LE M23 À MOINS DE 70 KILOMÈTRES DE BUKAVU
Le climat d’incertitude et de tension se renforce dans l’Est de la République Démocratique du Congo (RDC), alors que le groupe rebelle du M23 se rapproche à grande vitesse de Bukavu, capitale de la province du Sud-Kivu. À peine quelques jours après avoir pris le contrôle de Goma, capitale du Nord-Kivu, les rebelles poursuivent leur avancée et sont désormais à moins de 70 kilomètres de la ville, semant la panique et la confusion dans la région.

Goma, est tombée sous le joug du M23, qui semble déterminé à étendre son influence sur toute la région. Bukavu est désormais dans une situation d’alerte maximale. Les autorités locales, déjà submergées par l’afflux de déplacés internes en provenance des zones voisines, se préparent à un éventuel assaut du M23.

Les rapports indiquent que les combattants du M23, après avoir consolidé leur emprise sur Goma, se dirigent maintenant vers le Sud-Kivu. Cette avancée rapide, accompagnée de violents affrontements sur plusieurs axes, est un signal inquiétant pour Bukavu, une ville jusque-là relativement épargnée par les violences des groupes armés, mais qui pourrait devenir le prochain théâtre d’une nouvelle escalade militaire.

Dans un contexte déjà fragilisé par des années d’instabilité et de conflits, cette offensive menace de déstabiliser encore davantage une région où la population civile est prise en étau entre les violences des groupes armés et les défaillances de l’État. Le M23, qui se revendique de la défense des droits des Tutsis congolais, est accusé par les autorités congolaises d’être soutenu par le Rwanda, bien que ce dernier nie toute implication. La communauté internationale, notamment l'ONU, appelle à une désescalade immédiate et à la reprise du dialogue, mais l’heure est au face-à-face militaire sur le terrain.

Aujourd'hui, une atmosphère de peur s'est emparée de Bukavu, alors que les routes sont désertées, les commerces fermés, et les habitants se terrent dans l’attente de ce qui semble inévitable.
L’armée congolaise, malgré des renforts, reste largement insuffisante face à l’avancée rapide du M23 et aux multiples fronts ouverts par les groupes armés dans la région.
Dans les heures et jours à venir, la question qui se pose est celle de la résistance de Bukavu face à cette menace. L’ombre du M23 s’étend sur la ville.
Dans ce chef-lieu d'un million d'habitants, la population se prépare dans la précipitation et la peur à une attaque, certains cherchant à fuir vers la frontière rwandaise.
"On commence à noter un stress, certains grands magasins se bunkerisent et soudent des plaques métalliques pour se barricader et les échoppes sont en train de vider leur stock pour le mettre à l’abri”
craignant les pillages, a indiqué une source locale s'exprimant sous le couvert de l'anonymat.
“La frontière avec le Rwanda est ouverte, mais quasiment impraticable, étant donné le monde qui essaye de passer.
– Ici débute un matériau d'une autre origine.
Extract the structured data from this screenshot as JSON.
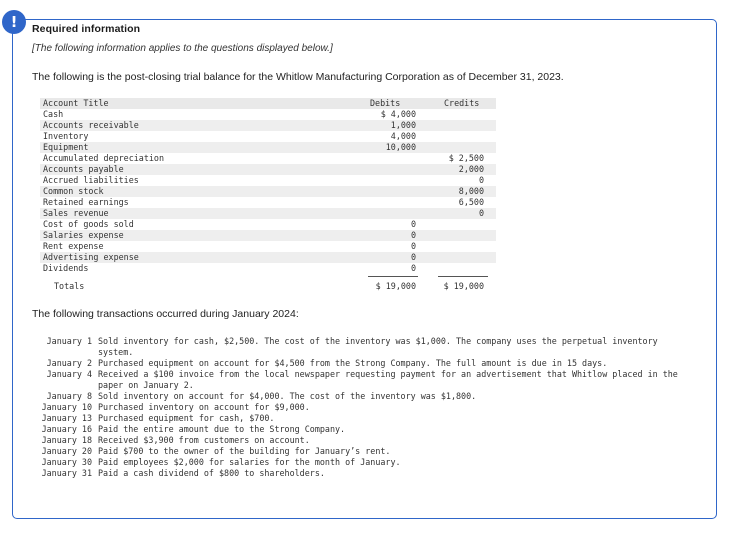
{
  "alert": {
    "icon": "exclamation-icon",
    "symbol": "!"
  },
  "heading": "Required information",
  "note": "[The following information applies to the questions displayed below.]",
  "intro": "The following is the post-closing trial balance for the Whitlow Manufacturing Corporation as of December 31, 2023.",
  "trial_balance": {
    "headers": {
      "account": "Account Title",
      "debits": "Debits",
      "credits": "Credits"
    },
    "rows": [
      {
        "account": "Cash",
        "debit": "$ 4,000",
        "credit": ""
      },
      {
        "account": "Accounts receivable",
        "debit": "1,000",
        "credit": ""
      },
      {
        "account": "Inventory",
        "debit": "4,000",
        "credit": ""
      },
      {
        "account": "Equipment",
        "debit": "10,000",
        "credit": ""
      },
      {
        "account": "Accumulated depreciation",
        "debit": "",
        "credit": "$ 2,500"
      },
      {
        "account": "Accounts payable",
        "debit": "",
        "credit": "2,000"
      },
      {
        "account": "Accrued liabilities",
        "debit": "",
        "credit": "0"
      },
      {
        "account": "Common stock",
        "debit": "",
        "credit": "8,000"
      },
      {
        "account": "Retained earnings",
        "debit": "",
        "credit": "6,500"
      },
      {
        "account": "Sales revenue",
        "debit": "",
        "credit": "0"
      },
      {
        "account": "Cost of goods sold",
        "debit": "0",
        "credit": ""
      },
      {
        "account": "Salaries expense",
        "debit": "0",
        "credit": ""
      },
      {
        "account": "Rent expense",
        "debit": "0",
        "credit": ""
      },
      {
        "account": "Advertising expense",
        "debit": "0",
        "credit": ""
      },
      {
        "account": "Dividends",
        "debit": "0",
        "credit": ""
      }
    ],
    "totals": {
      "label": "Totals",
      "debit": "$ 19,000",
      "credit": "$ 19,000"
    }
  },
  "transactions_intro": "The following transactions occurred during January 2024:",
  "transactions": [
    {
      "date": "January 1",
      "text": "Sold inventory for cash, $2,500. The cost of the inventory was $1,000. The company uses the perpetual inventory system."
    },
    {
      "date": "January 2",
      "text": "Purchased equipment on account for $4,500 from the Strong Company. The full amount is due in 15 days."
    },
    {
      "date": "January 4",
      "text": "Received a $100 invoice from the local newspaper requesting payment for an advertisement that Whitlow placed in the paper on January 2."
    },
    {
      "date": "January 8",
      "text": "Sold inventory on account for $4,000. The cost of the inventory was $1,800."
    },
    {
      "date": "January 10",
      "text": "Purchased inventory on account for $9,000."
    },
    {
      "date": "January 13",
      "text": "Purchased equipment for cash, $700."
    },
    {
      "date": "January 16",
      "text": "Paid the entire amount due to the Strong Company."
    },
    {
      "date": "January 18",
      "text": "Received $3,900 from customers on account."
    },
    {
      "date": "January 20",
      "text": "Paid $700 to the owner of the building for January’s rent."
    },
    {
      "date": "January 30",
      "text": "Paid employees $2,000 for salaries for the month of January."
    },
    {
      "date": "January 31",
      "text": "Paid a cash dividend of $800 to shareholders."
    }
  ]
}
C’est la cohue totale”
a-t-elle ajouté.
La principale banque de la ville est restée fermée vendredi, entraînant bousculades et files d'attente aux guichets d'autres banques prises d'assaut.
Plusieurs établissements scolaires et universitaires ont annoncé la suspension des cours vendredi,
"au regard de la situation sécuritaire qui prévaut aux environs de la ville".
"Nous apprenons que le M23 pourrait arriver aujourd'hui ici, j'ai été obligée de venir chercher mon enfant à la sortie des classes pour rentrer ensemble à la maison"
a dit une habitante, Alice Bikubanga Bagaramba.

Le Burundi, qui redoute que le conflit puisse déclencher une guerre régionale dans les Grands Lacs, a envoyé un bataillon supplémentaire dans le Sud-Kivu en soutien aux forces congolaises, a annoncé vendredi 7 février 2025 une source sécuritaire. Les troupes burundaises sont ainsi passées de 15 à 16 bataillons déployés en majorité autour de Bukavu.